There are circumstances when it is a good idea to concede a place, as defending a position can be very detrimental to your overall pace. If you are confident that you will not be passed or that if you do lose the position you won't lose any other places then there is no reason to concede track position.

When we had refuelling conceding track position was far more likely as losing time at a particular phase of a race was far more critical.
Thinking about "Buttons frustrations with no-passing" abilities, I just know that Jeremy Clarkson is sitting somewhere and saying "Rubbish, he should have tried harder" LOL

Seriously, I think he should have kept quite. We all know that overtaking is difficult, and the front tyres are narrower, and blah blah blah... I'm getting sick of drivers talking about "losing a tenth" thanks to backmarkers, "tyre managment" and "being unable to get close due to aerodynamics".

I'm starting to agree with Rob Walker who said that "F1 drivers are prima donnas who are never happy".
As I said, Jenson was very matter-of-fact about it, he was asked a question and he answered it. It was the media that decided to put the spin on it, quote it out of context and whine about it.

You don't want to ally yourself with Rob Walker, he's a galah.
The comments as I saw them didn't imply any slur on Schumacher, quite the reverse, I think they recognised his talent for "having the widest car on the circuit"....

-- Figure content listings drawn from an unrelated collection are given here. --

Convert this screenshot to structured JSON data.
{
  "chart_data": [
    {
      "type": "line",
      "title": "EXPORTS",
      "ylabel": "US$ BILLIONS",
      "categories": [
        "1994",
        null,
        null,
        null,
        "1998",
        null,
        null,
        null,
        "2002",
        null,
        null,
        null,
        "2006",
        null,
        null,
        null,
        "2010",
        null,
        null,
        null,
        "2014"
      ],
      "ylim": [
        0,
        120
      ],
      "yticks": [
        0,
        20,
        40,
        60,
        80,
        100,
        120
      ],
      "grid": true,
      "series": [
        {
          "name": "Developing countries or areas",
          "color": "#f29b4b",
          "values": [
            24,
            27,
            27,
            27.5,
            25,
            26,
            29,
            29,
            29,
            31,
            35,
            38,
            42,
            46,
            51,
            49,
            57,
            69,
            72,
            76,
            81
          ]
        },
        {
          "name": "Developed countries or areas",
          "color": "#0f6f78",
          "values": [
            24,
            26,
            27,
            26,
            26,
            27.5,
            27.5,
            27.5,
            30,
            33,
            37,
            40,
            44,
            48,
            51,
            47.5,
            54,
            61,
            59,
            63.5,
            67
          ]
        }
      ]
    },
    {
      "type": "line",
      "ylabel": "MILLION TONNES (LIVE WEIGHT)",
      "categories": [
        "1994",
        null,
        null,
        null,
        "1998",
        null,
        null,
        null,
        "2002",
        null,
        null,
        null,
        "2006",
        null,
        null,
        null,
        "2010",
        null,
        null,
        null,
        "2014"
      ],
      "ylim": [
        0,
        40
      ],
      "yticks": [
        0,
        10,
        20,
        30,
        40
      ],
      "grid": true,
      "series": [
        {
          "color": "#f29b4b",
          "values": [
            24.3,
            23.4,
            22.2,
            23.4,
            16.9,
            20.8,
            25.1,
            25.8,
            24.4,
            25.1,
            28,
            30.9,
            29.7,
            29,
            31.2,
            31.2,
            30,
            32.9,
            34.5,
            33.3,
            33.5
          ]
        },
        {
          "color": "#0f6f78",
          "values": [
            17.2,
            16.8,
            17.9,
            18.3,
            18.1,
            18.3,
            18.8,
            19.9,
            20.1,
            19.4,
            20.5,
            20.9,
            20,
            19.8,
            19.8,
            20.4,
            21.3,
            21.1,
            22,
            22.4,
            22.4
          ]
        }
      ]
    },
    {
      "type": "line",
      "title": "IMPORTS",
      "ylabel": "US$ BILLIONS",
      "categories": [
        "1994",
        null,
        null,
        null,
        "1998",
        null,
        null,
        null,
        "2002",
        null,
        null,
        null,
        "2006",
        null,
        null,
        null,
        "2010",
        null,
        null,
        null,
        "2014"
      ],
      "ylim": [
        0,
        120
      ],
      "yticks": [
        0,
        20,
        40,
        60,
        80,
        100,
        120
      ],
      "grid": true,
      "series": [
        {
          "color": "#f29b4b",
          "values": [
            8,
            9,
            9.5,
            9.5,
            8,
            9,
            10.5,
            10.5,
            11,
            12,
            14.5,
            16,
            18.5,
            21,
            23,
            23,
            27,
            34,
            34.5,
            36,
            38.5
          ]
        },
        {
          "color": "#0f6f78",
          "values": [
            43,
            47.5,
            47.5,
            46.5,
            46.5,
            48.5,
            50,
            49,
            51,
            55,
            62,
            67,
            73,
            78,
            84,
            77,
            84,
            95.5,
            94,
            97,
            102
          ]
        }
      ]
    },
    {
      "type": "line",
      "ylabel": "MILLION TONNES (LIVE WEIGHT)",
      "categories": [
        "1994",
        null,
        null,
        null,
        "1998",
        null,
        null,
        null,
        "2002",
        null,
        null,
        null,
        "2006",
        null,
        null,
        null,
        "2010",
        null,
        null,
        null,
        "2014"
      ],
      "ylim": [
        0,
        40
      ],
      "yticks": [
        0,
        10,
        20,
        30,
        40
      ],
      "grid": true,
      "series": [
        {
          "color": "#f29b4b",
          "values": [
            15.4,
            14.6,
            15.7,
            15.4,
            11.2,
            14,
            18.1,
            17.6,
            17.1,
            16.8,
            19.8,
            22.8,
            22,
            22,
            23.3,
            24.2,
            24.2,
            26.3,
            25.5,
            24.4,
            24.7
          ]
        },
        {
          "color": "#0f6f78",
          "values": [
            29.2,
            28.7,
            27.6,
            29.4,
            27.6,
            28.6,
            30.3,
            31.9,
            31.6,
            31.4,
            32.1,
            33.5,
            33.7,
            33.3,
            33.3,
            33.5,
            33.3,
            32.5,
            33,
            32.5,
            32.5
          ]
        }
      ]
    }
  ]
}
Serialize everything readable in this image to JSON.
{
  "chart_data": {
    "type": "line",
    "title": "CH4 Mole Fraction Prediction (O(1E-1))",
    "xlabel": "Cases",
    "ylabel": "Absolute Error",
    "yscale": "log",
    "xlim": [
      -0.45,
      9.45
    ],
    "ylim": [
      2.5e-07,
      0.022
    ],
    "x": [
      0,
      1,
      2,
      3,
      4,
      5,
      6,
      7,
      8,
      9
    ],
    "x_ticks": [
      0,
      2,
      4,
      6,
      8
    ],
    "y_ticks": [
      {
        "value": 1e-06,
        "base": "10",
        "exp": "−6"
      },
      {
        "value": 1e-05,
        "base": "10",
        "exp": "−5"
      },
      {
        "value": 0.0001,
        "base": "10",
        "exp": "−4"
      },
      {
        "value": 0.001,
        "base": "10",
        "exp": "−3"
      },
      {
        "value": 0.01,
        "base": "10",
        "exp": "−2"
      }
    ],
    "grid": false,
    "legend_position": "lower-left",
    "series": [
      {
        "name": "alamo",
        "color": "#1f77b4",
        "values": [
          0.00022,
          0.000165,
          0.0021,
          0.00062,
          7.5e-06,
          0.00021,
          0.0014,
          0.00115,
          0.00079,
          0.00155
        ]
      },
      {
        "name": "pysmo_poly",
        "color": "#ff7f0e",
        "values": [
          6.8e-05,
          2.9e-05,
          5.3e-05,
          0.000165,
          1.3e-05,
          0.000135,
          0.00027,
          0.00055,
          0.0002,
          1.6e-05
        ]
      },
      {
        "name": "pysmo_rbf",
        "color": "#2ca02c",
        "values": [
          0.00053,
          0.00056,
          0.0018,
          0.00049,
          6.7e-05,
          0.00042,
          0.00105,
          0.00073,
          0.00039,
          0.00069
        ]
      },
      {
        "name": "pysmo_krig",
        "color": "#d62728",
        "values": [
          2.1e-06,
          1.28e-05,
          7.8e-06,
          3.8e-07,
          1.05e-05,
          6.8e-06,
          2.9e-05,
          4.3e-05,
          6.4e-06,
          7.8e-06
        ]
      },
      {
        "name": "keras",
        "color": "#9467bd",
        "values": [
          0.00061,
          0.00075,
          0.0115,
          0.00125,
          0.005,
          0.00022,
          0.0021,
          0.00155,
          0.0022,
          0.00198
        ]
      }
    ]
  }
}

This part of racing is always going to irritate, but should the roles be reversed Jenson would be doing his best to emulate Michael (hopefully a little better than he did in the day when they were reversed)

I would have said that if any inference was being made it was that the circuits did not allow passing easily enough or the rule changes to facilitate passing just hadn't worked, but it was straight after a race, it was a response to a direct question so I don't think there was any sour grapes, merely a comment of the race.
The first time He tried to pass, Shumacher moved twice, which I thought was not suppoed to be allowed, after that, there was no way Jenson would get past as MScould defend everytime and only let Jenson try to go around the outside.. QED..
I was a bit worried this thread might end up in a discussion about the Schumacher/Button incident and that wasn't the point. For example, Lucas Di Grassi at Monaco was in a significantly slower car than Alonso at Monaco but as he was in front he tried to defend the place, Alonso obviously thought Di Grassi should yield. After battling with Di Grassi for a few laps Alonso passed him and then Trulli gave away his place as he (Trulli) thought he should get out of the way - who was right Di Grassi or Trulli?